Surtout, l’ouvrage suggère qu’il y a autant de « temps longs » que d’activités significatives : « chaque temps a sa propre histoire, son commencement, son déroulement avec des étapes, ses modifications » (p. 260). L’accent mis sur le temps long entraîne comme une multiplication des identités. En consacrant un chapitre distinct à chacune de ses pratiques, dans le détail de leur déroulement, de leurs avatars, de leurs imprévus, Michel Tozzi suggère qu’être soi, ce n’est pas vivre une seule durée de la naissance à la mort, mais une multiplicité de durées d’amplitude inégales, se chevauchant et s’enjambant. Cette fragmentation indéfinie de l’identité rejoint la thèse de Derek Parfit (« Identity don’t matters », l’identité n’a pas d’importance). C’est pourquoi le livre de Michel Tozzi, sous les apparences d’une autobiographie, est tout le contraire : l’exposé de vies plurielles, d’histoires multiples dont la confrontation et l’intrication exigent une « éthique réflexive » visant à faire émerger non l’unité d’un sujet mythique, mais au contraire des alternances, des oscillations, des dilemmes où « il n’y a aucune bonne solution » (p. 256).
Au bout du compte, le jugement qu’il porte sur sa vie est globalement positif : « la joie d’avoir vécu cette vie » est la dernière phrase du livre. Dans la mesure où le « jugement sur la vie » précède et fonde tous les autres jugements particuliers sur tel ou tel aspect de l’existence, il pointe vers ce qu’on pourrait appeler une « normativité originaire », antérieure à toute explication empirique (par le tempérament, l’origine sociale, l’éducation, l’appartenance culturelle, etc.). Cette normativité originaire, les ateliers philo ne font qu’en explorer les divers aspects.

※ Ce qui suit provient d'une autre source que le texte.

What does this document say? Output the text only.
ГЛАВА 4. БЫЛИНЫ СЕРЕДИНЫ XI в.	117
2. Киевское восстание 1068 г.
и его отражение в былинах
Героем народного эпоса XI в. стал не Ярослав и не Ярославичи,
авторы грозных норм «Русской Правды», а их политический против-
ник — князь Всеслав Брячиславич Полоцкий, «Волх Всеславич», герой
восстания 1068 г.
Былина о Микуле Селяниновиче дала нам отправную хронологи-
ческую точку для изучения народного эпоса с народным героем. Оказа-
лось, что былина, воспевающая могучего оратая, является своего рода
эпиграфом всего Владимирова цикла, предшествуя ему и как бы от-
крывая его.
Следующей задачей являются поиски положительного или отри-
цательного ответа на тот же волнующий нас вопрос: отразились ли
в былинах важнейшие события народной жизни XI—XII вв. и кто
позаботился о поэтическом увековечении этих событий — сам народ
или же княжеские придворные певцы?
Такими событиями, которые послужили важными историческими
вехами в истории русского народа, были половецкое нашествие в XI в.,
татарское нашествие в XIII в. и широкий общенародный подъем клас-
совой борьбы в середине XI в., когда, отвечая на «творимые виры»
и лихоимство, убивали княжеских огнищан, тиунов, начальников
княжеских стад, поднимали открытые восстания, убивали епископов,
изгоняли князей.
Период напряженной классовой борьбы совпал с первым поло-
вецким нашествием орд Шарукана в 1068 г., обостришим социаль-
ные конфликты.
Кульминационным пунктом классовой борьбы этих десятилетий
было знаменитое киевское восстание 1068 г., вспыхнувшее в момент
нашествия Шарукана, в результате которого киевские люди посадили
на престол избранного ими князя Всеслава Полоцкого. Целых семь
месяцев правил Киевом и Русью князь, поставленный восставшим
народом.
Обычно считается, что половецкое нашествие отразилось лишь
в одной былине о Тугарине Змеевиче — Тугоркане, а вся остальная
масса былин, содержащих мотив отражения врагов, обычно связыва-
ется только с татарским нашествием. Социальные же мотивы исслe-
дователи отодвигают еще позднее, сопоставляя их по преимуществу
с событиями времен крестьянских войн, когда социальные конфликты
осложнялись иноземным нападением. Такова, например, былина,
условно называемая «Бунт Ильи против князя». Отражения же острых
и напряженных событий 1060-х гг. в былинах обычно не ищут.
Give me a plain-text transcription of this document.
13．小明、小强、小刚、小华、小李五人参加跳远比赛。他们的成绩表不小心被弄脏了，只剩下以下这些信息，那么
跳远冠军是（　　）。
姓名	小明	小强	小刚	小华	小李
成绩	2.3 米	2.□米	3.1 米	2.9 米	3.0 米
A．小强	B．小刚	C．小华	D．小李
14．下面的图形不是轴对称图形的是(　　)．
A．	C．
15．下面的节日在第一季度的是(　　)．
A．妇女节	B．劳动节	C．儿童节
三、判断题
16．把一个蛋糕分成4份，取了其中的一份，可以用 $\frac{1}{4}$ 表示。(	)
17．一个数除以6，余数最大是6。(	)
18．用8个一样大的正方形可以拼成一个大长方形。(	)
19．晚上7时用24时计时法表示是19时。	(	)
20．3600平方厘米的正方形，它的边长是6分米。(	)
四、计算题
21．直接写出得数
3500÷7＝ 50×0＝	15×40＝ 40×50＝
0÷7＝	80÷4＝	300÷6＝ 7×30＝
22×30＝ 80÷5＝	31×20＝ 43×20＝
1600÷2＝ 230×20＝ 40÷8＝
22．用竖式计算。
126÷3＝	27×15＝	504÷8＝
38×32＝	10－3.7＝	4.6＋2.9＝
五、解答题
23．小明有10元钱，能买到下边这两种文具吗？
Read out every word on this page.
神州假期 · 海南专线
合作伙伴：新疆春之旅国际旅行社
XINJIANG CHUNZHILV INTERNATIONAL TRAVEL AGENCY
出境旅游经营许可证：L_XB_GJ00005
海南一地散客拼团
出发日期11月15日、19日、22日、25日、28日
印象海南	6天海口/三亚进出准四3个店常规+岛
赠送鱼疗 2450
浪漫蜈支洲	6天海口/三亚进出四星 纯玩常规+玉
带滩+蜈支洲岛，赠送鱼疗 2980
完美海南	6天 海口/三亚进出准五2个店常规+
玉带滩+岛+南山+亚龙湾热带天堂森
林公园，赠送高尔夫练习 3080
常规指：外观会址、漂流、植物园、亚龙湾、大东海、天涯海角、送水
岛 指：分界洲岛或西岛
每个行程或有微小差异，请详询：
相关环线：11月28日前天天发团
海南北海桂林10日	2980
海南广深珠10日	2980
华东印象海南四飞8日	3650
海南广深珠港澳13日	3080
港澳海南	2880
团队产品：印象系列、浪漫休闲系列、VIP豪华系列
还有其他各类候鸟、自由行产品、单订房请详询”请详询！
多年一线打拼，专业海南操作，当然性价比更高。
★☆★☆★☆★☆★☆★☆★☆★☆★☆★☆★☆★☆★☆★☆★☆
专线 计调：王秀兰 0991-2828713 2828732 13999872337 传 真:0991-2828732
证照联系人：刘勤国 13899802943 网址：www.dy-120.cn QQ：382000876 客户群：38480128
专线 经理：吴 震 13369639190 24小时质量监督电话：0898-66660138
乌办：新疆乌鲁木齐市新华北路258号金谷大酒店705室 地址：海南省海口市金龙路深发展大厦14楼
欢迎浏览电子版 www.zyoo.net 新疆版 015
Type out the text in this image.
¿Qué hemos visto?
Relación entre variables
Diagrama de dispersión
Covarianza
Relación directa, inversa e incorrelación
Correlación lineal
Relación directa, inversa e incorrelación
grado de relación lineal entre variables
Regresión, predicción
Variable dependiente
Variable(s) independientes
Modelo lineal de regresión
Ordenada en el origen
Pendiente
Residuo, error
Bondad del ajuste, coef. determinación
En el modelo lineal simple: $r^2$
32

Réfléchir à une question ou notion, c’est me demander « ce que j’en pense » ; et « ce que j’en pense » dépend à son tour du jugement fondamental que je porte sur la vie, l’appréciation globale (mais inconsciente) que j’en fais, le sens radical que je lui donne et que j’appréhende comme nécessairement universel. Comme le dit Sartre, « rien ne peut être bon pour nous sans l’être pour tous ».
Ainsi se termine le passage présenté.